Steve Langasek <vorlon@debian.org> wrote:

> > > On Sat, Aug 20, 2005 at 03:01:40PM +0100, Mark Seaborn wrote:
> > > > I'm looking for a sponsor for putting Plash into Debian.
> 
> > > > The main page is:  http://plash.beasts.org
> > > > and Debian packages are at:
> > > > http://www.cs.jhu.edu/~seaborn/plash/plash_1.11_i386.deb
> > > > http://savannah.nongnu.org/download/plash/plash_1.11.dsc
> > > > http://savannah.nongnu.org/download/plash/plash_1.11.tar.gz
> > > > (The Debian source package contains a copy of glibc 2.3.3, which is
> > > > 13Mb, but the source for Plash itself is only 200k.)

> *Why* does it need the glibc source to build?  Does it need *all* of the
> source, or is there some way to get its size down to a sane level?

It builds a modified version of glibc, so yes, it needs all the source.

> Why does it use a modified version of glibc, instead of intercepting
> library calls using an LD_PRELOADed wrapper?

LD_PRELOAD isn't good enough.  Plash needs to replace *all* uses of
system calls that use filenames, including glibc's internal uses of
those system calls.  Back in the day of glibc 2.2.5, you *could* do
this by overriding "__open" and "__libc_open" as well as "open".  But
with glibc 2.3.3, a lot of these calls are now resolved internally,
without going through the dynamic linker (glibc uses "__GI_open"
etc.).  Furthermore, glibc inlines system calls, including "open", in
some places.

More importantly, Plash needs to intercept these calls when they're
made by the dynamic linker.  Plash's chroot() environment doesn't
contain any executables or libraries (except the dynamic linker), so
the linker needs to be able to receive file descriptors for these via
a socket.


> Is this because a user could unset the LD_PRELOAD variable to escape
> the environment?  If that's the case, what happens if a user copies
> their own libc.so.6 into the chroot and tells the dynamic linker to
> use *that*?

Plash doesn't rely on a program being linked with its version of glibc
to provide security.  That would provide no security at all, because a
process can easily make syscalls itself.  Plash uses chroot() to stop
a process from accessing files using the usual Linux syscalls.  If the
process decides to use a normal libc, it will just see a couple of
files in the filesystem ("/special/ld-linux.so.2" and an inaccessible
lock directory).

There are other restricted environments, such as systrace, which
modify the kernel in order to work.  Since Plash modifies libc
instead, it means you don't have to recompile the kernel, reboot, or
worry about a kernel patch that could affect your whole system.  libc
is also much less of a moving target than the kernel.  Building a
patched kernel requires the kernel source, just as building a patched
libc requires the libc source.  But if you use a patched libc there's
much less need to build it from source yourself than with a patched
kernel, because there's much less variation in libc.

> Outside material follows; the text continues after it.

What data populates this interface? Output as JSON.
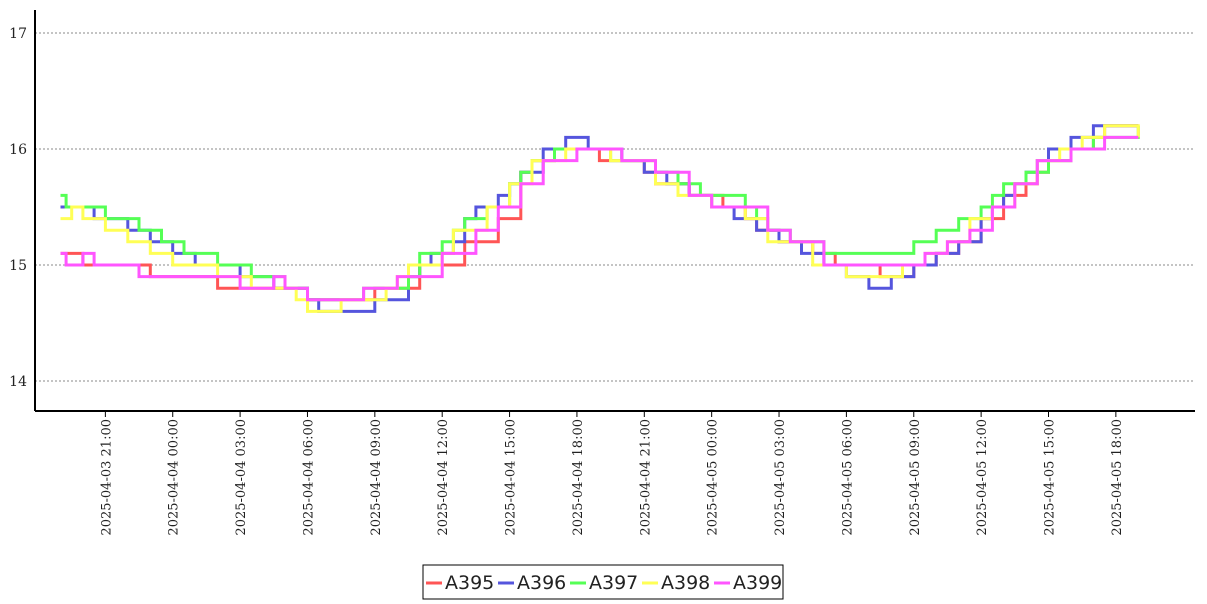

I think this trade-off is quite favourable for everyone, except
perhaps the distribution, which has to host the libc source.  This is
reversed for the kernel, because distributions leave recompiling to
the user.


> Including a full copy of glibc in this package also means that it
> will be affected by the same security holes that affect the main
> glibc package, and you say that it doesn't even use the same base
> version of glibc.  I don't think the security team will go for this.

This is true.  I need to investigate what patches Debian applies to
glibc (and possibly why they're not in upstream glibc).

However, the fact that programs are usually run with a lot more
authority than they actually need is a significantly bigger security
problem than those problems that Debian's patches to glibc are likely
to address.  A program is always likely to have bugs, so it makes
sense to limit the damage that those bugs can do by limiting the
program's authority.  Plash addresses this more fundamental problem so
I would argue that it has value even without the Debian glibc patches.